In the study, neuroscientists from two German institutions, the

University of Lübeck and the University Medical Center Hamburg-

Eppendorf, had groups of medical students play a version of

concentration, memorizing the location of card pairs on a computer

screen. Upon learning the location of each pair, the students

received a burst of rose scent in their noses through masks they

wore. The researchers delivered the fragrance in bursts because the

brain quickly adjusts to strong smells in the air and begins to

ignore them.

 

The students went to sleep about a half-hour later, with electrodes

on their heads tracking the depth of their slumber. Neuroscientists

divide sleep into stages, including deep (or slow wave) sleep and

the shallow, dream-rich state called rapid eye movement (or REM)

sleep.

 

The brain is thought to process newly acquired facts, figures and

locations most efficiently in deep sleep. This restful state usually

descends within the first 20 minutes or so after head meets pillow

and may last an hour or longer, then recur once or more later in the

night. The researchers delivered pulses of rose bouquet during this

slow-wave state; the odor did not interrupt sleep, and the students

said they had no memory of it.

 

But their brains noticed, and retained an almost perfect memory of

card locations.
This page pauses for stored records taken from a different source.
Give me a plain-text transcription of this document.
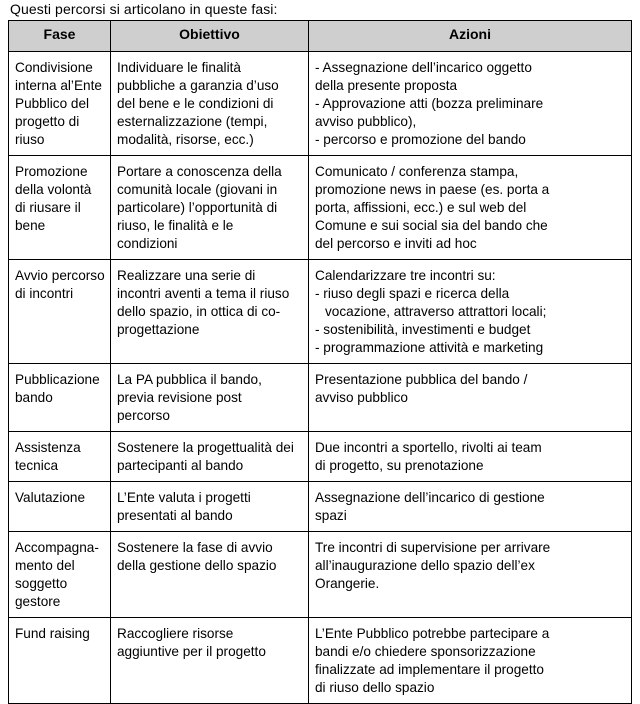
Questi percorsi si articolano in queste fasi:
Fase	Obiettivo	Azioni

Condivisione
interna al’Ente
Pubblico del
progetto di
riuso	Individuare le finalità
pubbliche a garanzia d’uso
del bene e le condizioni di
esternalizzazione (tempi,
modalità, risorse, ecc.)	- Assegnazione dell’incarico oggetto
della presente proposta
- Approvazione atti (bozza preliminare
avviso pubblico),
- percorso e promozione del bando

Promozione
della volontà
di riusare il
bene	Portare a conoscenza della
comunità locale (giovani in
particolare) l’opportunità di
riuso, le finalità e le
condizioni	Comunicato / conferenza stampa,
promozione news in paese (es. porta a
porta, affissioni, ecc.) e sul web del
Comune e sui social sia del bando che
del percorso e inviti ad hoc

Avvio percorso
di incontri	Realizzare una serie di
incontri aventi a tema il riuso
dello spazio, in ottica di co-
progettazione	Calendarizzare tre incontri su:
- riuso degli spazi e ricerca della
vocazione, attraverso attrattori locali;
- sostenibilità, investimenti e budget
- programmazione attività e marketing

Pubblicazione
bando	La PA pubblica il bando,
previa revisione post
percorso	Presentazione pubblica del bando /
avviso pubblico

Assistenza
tecnica	Sostenere la progettualità dei
partecipanti al bando	Due incontri a sportello, rivolti ai team
di progetto, su prenotazione

Valutazione	L’Ente valuta i progetti
presentati al bando	Assegnazione dell’incarico di gestione
spazi

Accompagna-
mento del
soggetto
gestore	Sostenere la fase di avvio
della gestione dello spazio	Tre incontri di supervisione per arrivare
all’inaugurazione dello spazio dell’ex
Orangerie.

Fund raising	Raccogliere risorse
aggiuntive per il progetto	L’Ente Pubblico potrebbe partecipare a
bandi e/o chiedere sponsorizzazione
finalizzate ad implementare il progetto
di riuso dello spazio
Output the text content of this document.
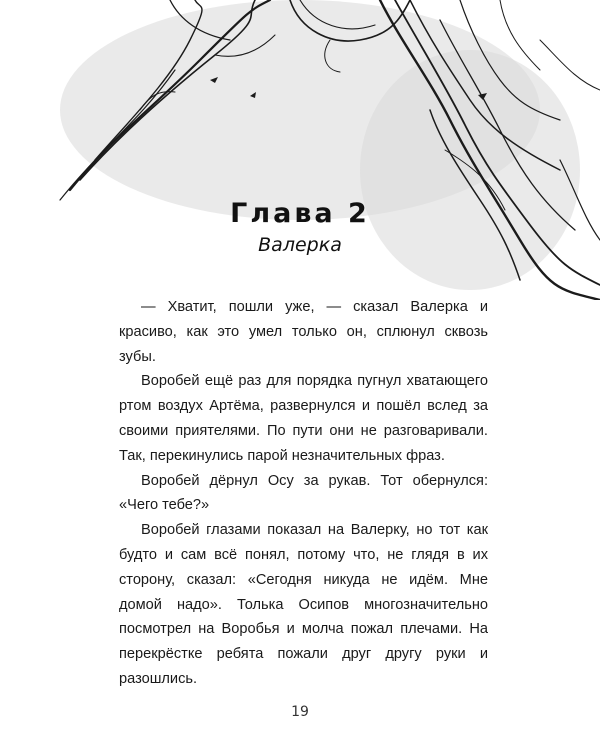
Глава 2
Валерка

— Хватит, пошли уже, — сказал Валерка и красиво, как это умел только он, сплюнул сквозь зубы.

Воробей ещё раз для порядка пугнул хватающего ртом воздух Артёма, развернулся и пошёл вслед за своими приятелями. По пути они не разговаривали. Так, перекинулись парой незначительных фраз.

Воробей дёрнул Осу за рукав. Тот обернулся: «Чего тебе?»

Воробей глазами показал на Валерку, но тот как будто и сам всё понял, потому что, не глядя в их сторону, сказал: «Сегодня никуда не идём. Мне домой надо». Толька Осипов многозначительно посмотрел на Воробья и молча пожал плечами. На перекрёстке ребята пожали друг другу руки и разошлись.

19
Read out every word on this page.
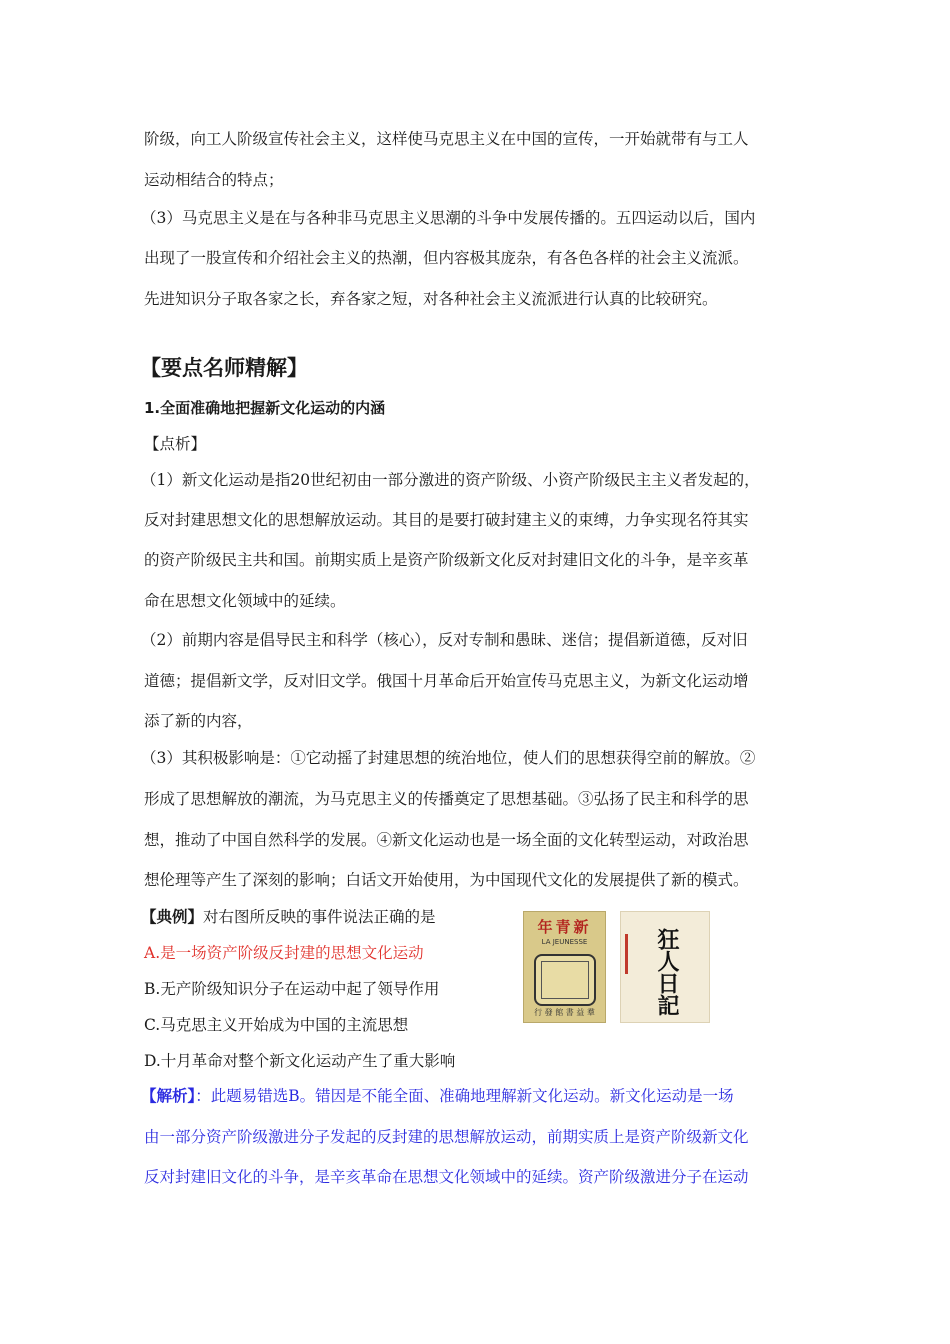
阶级，向工人阶级宣传社会主义，这样使马克思主义在中国的宣传，一开始就带有与工人
运动相结合的特点；
（3）马克思主义是在与各种非马克思主义思潮的斗争中发展传播的。五四运动以后，国内
出现了一股宣传和介绍社会主义的热潮，但内容极其庞杂，有各色各样的社会主义流派。
先进知识分子取各家之长，弃各家之短，对各种社会主义流派进行认真的比较研究。
【要点名师精解】
1.全面准确地把握新文化运动的内涵
【点析】
（1）新文化运动是指20世纪初由一部分激进的资产阶级、小资产阶级民主主义者发起的，
反对封建思想文化的思想解放运动。其目的是要打破封建主义的束缚，力争实现名符其实
的资产阶级民主共和国。前期实质上是资产阶级新文化反对封建旧文化的斗争，是辛亥革
命在思想文化领域中的延续。
（2）前期内容是倡导民主和科学（核心），反对专制和愚昧、迷信；提倡新道德，反对旧
道德；提倡新文学，反对旧文学。俄国十月革命后开始宣传马克思主义，为新文化运动增
添了新的内容，
（3）其积极影响是：①它动摇了封建思想的统治地位，使人们的思想获得空前的解放。②
形成了思想解放的潮流，为马克思主义的传播奠定了思想基础。③弘扬了民主和科学的思
想，推动了中国自然科学的发展。④新文化运动也是一场全面的文化转型运动，对政治思
想伦理等产生了深刻的影响；白话文开始使用，为中国现代文化的发展提供了新的模式。
【典例】对右图所反映的事件说法正确的是
A.是一场资产阶级反封建的思想文化运动
B.无产阶级知识分子在运动中起了领导作用
C.马克思主义开始成为中国的主流思想
D.十月革命对整个新文化运动产生了重大影响
年青新
LA JEUNESSE
行 發 館 書 益 羣	狂人日記
【解析】：此题易错选B。错因是不能全面、准确地理解新文化运动。新文化运动是一场
由一部分资产阶级激进分子发起的反封建的思想解放运动，前期实质上是资产阶级新文化
反对封建旧文化的斗争，是辛亥革命在思想文化领域中的延续。资产阶级激进分子在运动
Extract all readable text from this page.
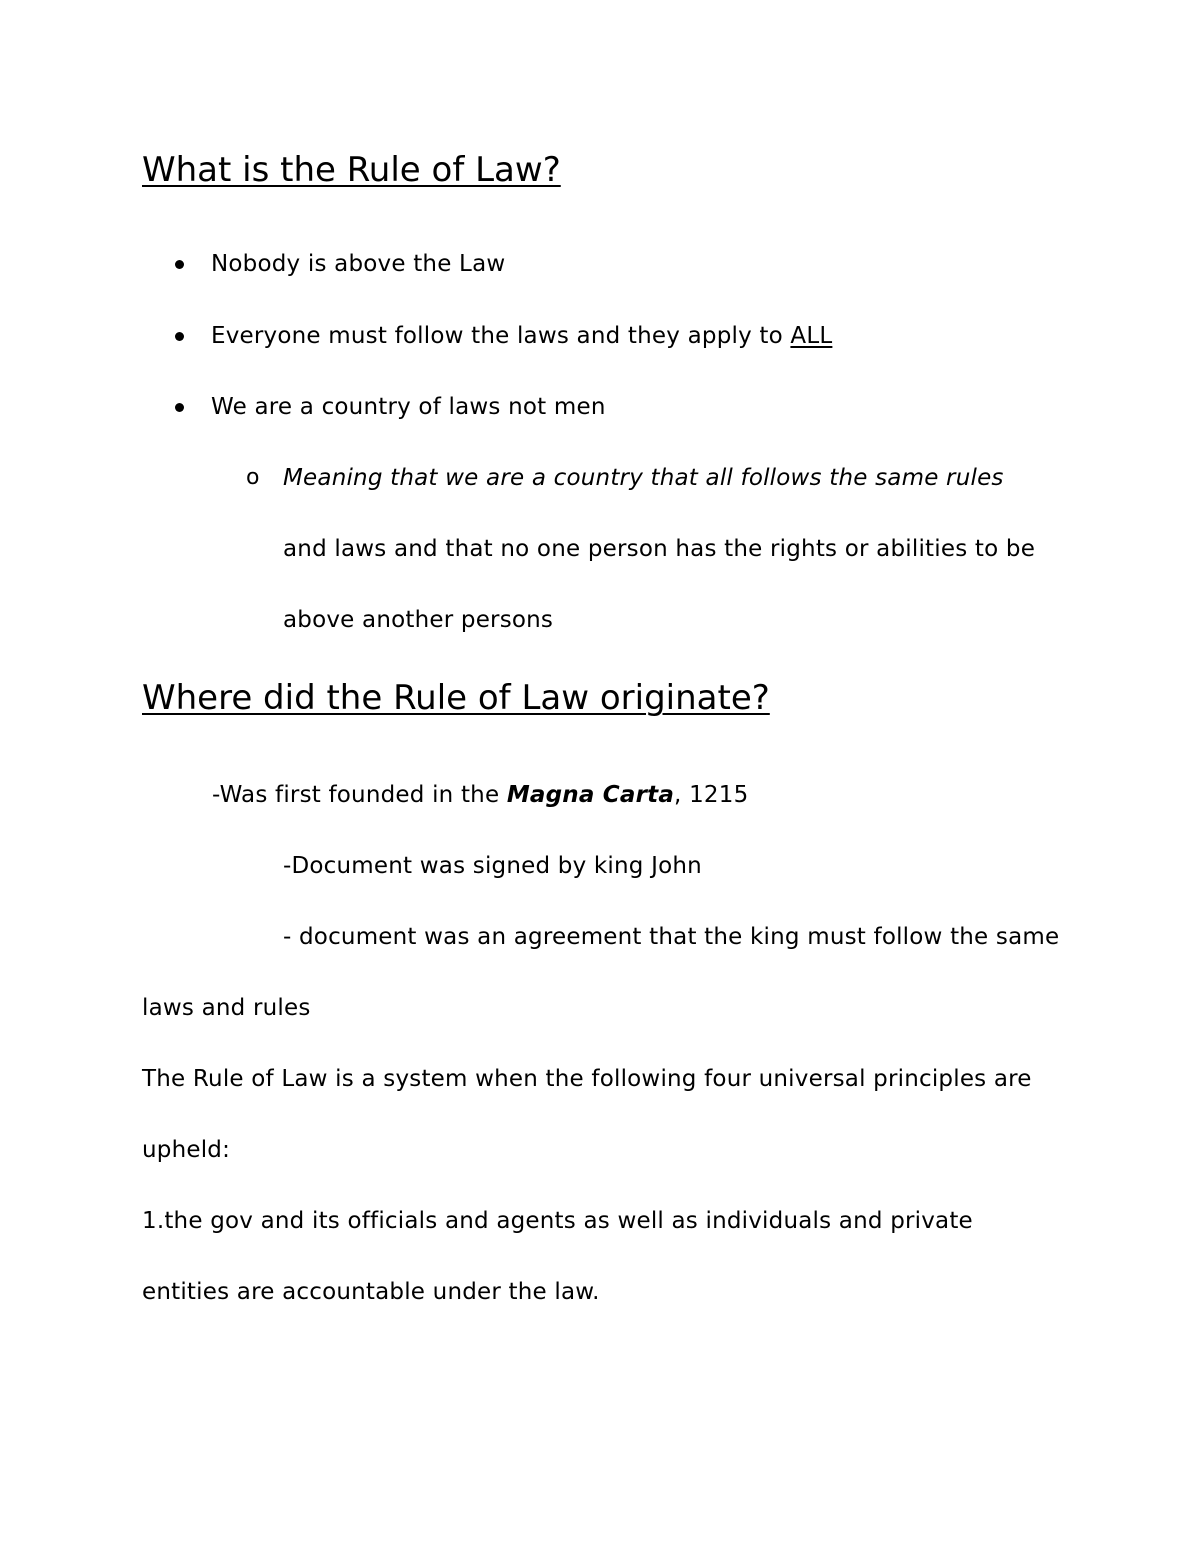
What is the Rule of Law?
Nobody is above the Law
Everyone must follow the laws and they apply to ALL
We are a country of laws not men
o Meaning that we are a country that all follows the same rules
and laws and that no one person has the rights or abilities to be
above another persons
Where did the Rule of Law originate?
-Was first founded in the Magna Carta, 1215
-Document was signed by king John
- document was an agreement that the king must follow the same
laws and rules
The Rule of Law is a system when the following four universal principles are
upheld:
1.the gov and its officials and agents as well as individuals and private
entities are accountable under the law.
The students scored an average of 97 percent on the

card game, compared with 86 percent when they played the game and

slept without being perfumed by nighttime neuroscience fairies.

 

The students did not get the same boost when they received bursts of

the fragrance just before sleep or in REM sleep rather than in deep

slumber, and their improvements were not due to practice, the study

found.

 

The study's results could eventually help doctors improve patients'

memory by devising treatments directed at deep sleep. As they age,

people spend less and less time each night in such sleep, and

existing sleep medications do not generally increase it. But

pharmaceutical companies are investigating compounds that do so.

 

Previous research has shown that regions of the cortex, the thinking

and planning part of the brain, communicate during deep sleep with a

sliver of tissue deeper in the brain called the hippocampus, which

records each day's memories. What is most likely happening in that

communication, the study's authors argue, is that the cortex is

telling the hippocampus to reactivate the same neurons that fired

when a particular fact was noticed or learned. The hippocampus does

so, encoding the firing sequence in the cortex and thereby

consolidating the memory.

 

" We would expect spontaneous reactivation driven by the slow-wave

sleep, but by presenting the rose odor cues we intensified this

activation and enhanced the transfer of these memories, " said Dr.

Jan Born, a neuroscientist at Lübeck who undertook the study with

Björn Rasch, Christian Büchel and Steffen Gais.